El 20 de julio los abogados Diego Peña, Mauricio Halpern y Claudio Sepúlveda aterrizaron en el estudio O’SP Legal. Los tres venían de DLA Piper y los dos primeros eran socios del bufete. Antes, en abril, abandonó la misma firma Amory Heine, la socia líder tributaria de DLA, para irse a Cuatrecasas. Y a fines del año pasado se fue otro socio: Marco Salgado. En total, en ocho meses, cuatro de los siete socios “antiguos” dejaron la firma.
DLA Piper es una firma global con presencia en más de 40 países. Nació en 2005 tras la fusión de varios estudios internacionales y desembarcó en Chile en diciembre de 2016 con un acuerdo de colaboración institucional con el estudio Bahamondez, Álvarez & Zegers (BAZ) para comenzar a operar bajo la marca BAZ/DLA Piper.
Luego, en 2018, se fusionó con Noguera Larraín & Dulanto (NLD) y pasó a llamarse DLA Piper BAZ|NLD. La firma resultante quedó con 11 socios y cerca de 50 abogados. Con esto, dijeron voces en su momento, quedaron entre los cinco estudios más grandes de Santiago.
Pero tres años después, NLD Abogados volvió a operar bajo su propio nombre, con la salida de Paulo Larraín y José Pablo Dulanto. Mientras tanto, Diego Noguera se quedó en DLA.
Del núcleo original quedaron los socios Matías Zegers (managing partner), Rodrigo Álvarez (tributario/inmobiliario), Felipe Bahamondez (derecho público, energía, telecom), Diego Noguera, Marco Salgado (M&A), Mauricio Halpern (banca y finanzas), Amory Heine (tributario), Luis Parada (laboral) y Diego Peña (energía/proyectos/life sciences). En el camino se sumaron como socios Jorge Timmermann, Francisca Franzani, Josefa Larraín, Tomás Correa, Macarena Gatica e Ignacio Delpino.
Hasta 2024, la operación local funcionaba como una franquicia, con abogados chilenos y una operación que se regía por reglas locales. A partir del 1 de enero de 2025, eso cambió: comenzó a regir la integración total con el estudio estadounidense con la toma de control de la oficina central. Esto no ocurrió en otras oficinas donde la firma está presente, como Perú y Argentina.
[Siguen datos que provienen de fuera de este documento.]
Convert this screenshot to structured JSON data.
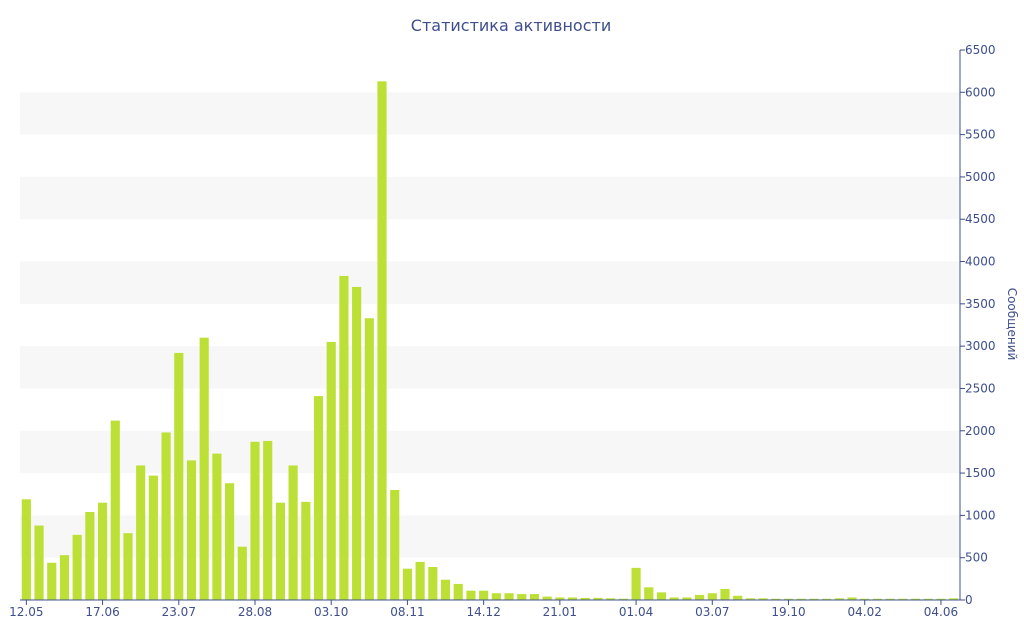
{
  "chart_data": {
    "type": "bar",
    "title": "Статистика активности",
    "ylabel": "Сообщений",
    "xlabel": "",
    "ylim": [
      0,
      6500
    ],
    "yticks": [
      0,
      500,
      1000,
      1500,
      2000,
      2500,
      3000,
      3500,
      4000,
      4500,
      5000,
      5500,
      6000,
      6500
    ],
    "y_axis_side": "right",
    "grid": "alternating horizontal bands",
    "bar_color": "#bce035",
    "band_color": "#f7f7f7",
    "axis_color": "#3e4f8c",
    "x_tick_labels": [
      {
        "index": 0,
        "label": "12.05"
      },
      {
        "index": 6,
        "label": "17.06"
      },
      {
        "index": 12,
        "label": "23.07"
      },
      {
        "index": 18,
        "label": "28.08"
      },
      {
        "index": 24,
        "label": "03.10"
      },
      {
        "index": 30,
        "label": "08.11"
      },
      {
        "index": 36,
        "label": "14.12"
      },
      {
        "index": 42,
        "label": "21.01"
      },
      {
        "index": 48,
        "label": "01.04"
      },
      {
        "index": 54,
        "label": "03.07"
      },
      {
        "index": 60,
        "label": "19.10"
      },
      {
        "index": 66,
        "label": "04.02"
      },
      {
        "index": 72,
        "label": "04.06"
      }
    ],
    "values": [
      1190,
      880,
      440,
      530,
      770,
      1040,
      1150,
      2120,
      790,
      1590,
      1470,
      1980,
      2920,
      1650,
      3100,
      1730,
      1380,
      630,
      1870,
      1880,
      1150,
      1590,
      1160,
      2410,
      3050,
      3830,
      3700,
      3330,
      6130,
      1300,
      370,
      450,
      390,
      240,
      190,
      110,
      110,
      80,
      80,
      70,
      70,
      40,
      30,
      30,
      25,
      25,
      20,
      15,
      380,
      150,
      90,
      30,
      30,
      60,
      80,
      130,
      50,
      20,
      20,
      15,
      15,
      15,
      15,
      15,
      20,
      30,
      15,
      15,
      15,
      15,
      15,
      15,
      15,
      20
    ]
  }
}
Sí ocurre así en DLA Piper Mexico.
La internacionalización implicó varios cambios, desde el cambio de computadores, sistemas y casillas de email, hasta la incorporación de nuevas métricas y exigencias de productividad bajo el estándar americano.
Un conocedor lo explica así: “Es un sistema muy estricto donde las horas trabajadas, la producción, es alta, con una retribución muy buena si logras cumplir con esas metas”.
Rápidamente comenzaron los roces, dado que el nuevo sistema -que rige en plenitud desde este año- es diferente al que operaban en la firma local. Y así, además, comenzaron a migrar los socios a otros estudios.
Pero más allá de las salidas, lo más simbólico se produjo en febrero, cuando la firma nombró a la socia Francisca Franzani co-managing partner, cargo que históricamente había ocupado Matías Zegers. Y a partir de mayo, ella quedó con la totalidad del puesto, secundada por Jorge Timmermann como deputy managing partner, desde junio.
Si bien hay quienes dicen que el cambio de socio administrador es algo común en el sistema norteamericano, el movimiento generó ruido tanto interna como externamente en el mundo legal chileno, donde eso raramente ocurre. Muchos leyeron este cambio como un cuestionamiento a Zegers, que existía un desgaste natural luego de tantos años al mando del estudio y que su método de trabajo chocaba con las nuevas exigencias del bufete.
Si bien la operación diaria sigue en manos chilenas, hay dos representantes de la matriz que suelen visitar Chile: Francisco Cerezos, socio de la oficina de Miami, y Reed Chesly, global managing partner. En lo que va del año, han venido al menos cuatro veces.
El mensaje de fondo, según testigos, es de exigencia y agresividad en el sentido de contratar nuevos socios y crecer. Por lo mismo, según conocedores la firma está evaluando alternativas para aumentar su presencia en Chile, que van desde absorber otra oficina, hasta la contratación de laterales (socios de un área con sus equipos).